The Canadian officials would like to prosecute on the basis of sexual exploitation or sexual assault. For that they need a complainant, and they don’t have one. So why not prosecute the violation of the law against polygamy, in effect for 100 years? Here’s why:
If the Bountiful leaders were charged with polygamy, their defence would surely be a constitutional claim of freedom of religion.
Lawmakers are worried such a defence would succeed, and not just because it would mean what the fundamentalist Mormons are doing is legal. The breakaway Mormons are just a small group.
No, the bigger concern is how Muslim groups would interpret such a court ruling.
Many Muslim countries openly practice polygamy, though Canada does not allow Muslim immigrants to bring in multiple wives.
If the Bountiful leaders won in court, what’s to stop Muslim groups from demanding recognition of their polygamist marriages and suing to have their multiple wives and children allowed into the country?
There you have it. We’ve seen how eager some Muslims are to bring Sharia law to other countries. And we’ve read of many instances of Muslim immigrants practicing polygamy in the United States (and Canada), sometimes out of sight of the authorities and sometimes in full view. Previous RRW posts on polygamy are here, here and here, or search for “polygamy” in our search function.
The Texas polygamists are being charged with child abuse, as far as I can tell. They could be prosecuted for statutory rape and child molestation too. But polygamy is illegal in the United States, so presumably they could be charged with that.
At some point the government needs bring a case against a polygamist, and win. This will take careful preparation, since, as Smyth writes, the polygamists will invoke religious freedom. This has already been decided, when Mormon polygamists were forced to end the practice as a condition for Utah becoming a state. But nowadays everything is up for renegotiation, it seems. Whether we can successfully prosecute is a test of whether we value our civilization at all, or if multiculturalism extends to every barbaric practice conceivable.

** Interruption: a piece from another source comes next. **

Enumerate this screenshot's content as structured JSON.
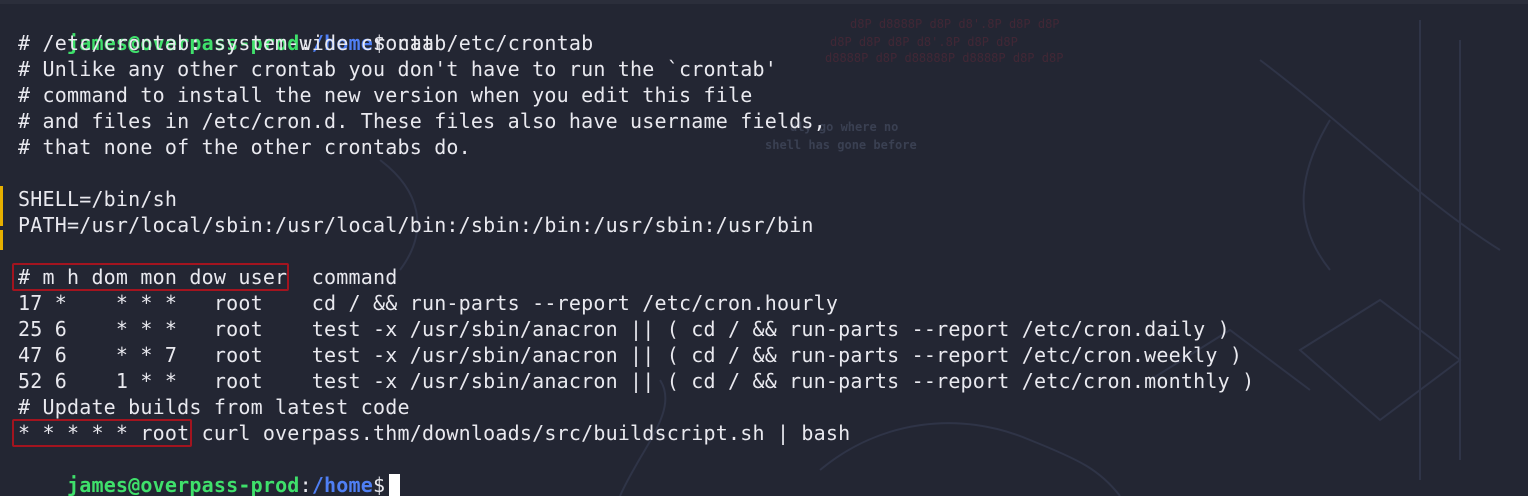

It is very bad for our society — not to mention the women and children involved – to have polygamous famlies among us, tacitly allowed to follow their practices. Muslim polygamy is worse for our society than these cults, because it is more visible and represents tacit acceptance of the practice as long as it is not prosecuted, and because it threatens to become more widespread if permitted. Alternatively, I suppose immigrant polygamists could be deported, which would also send a strong message. One way or the other, polygamy is something we need to deal with.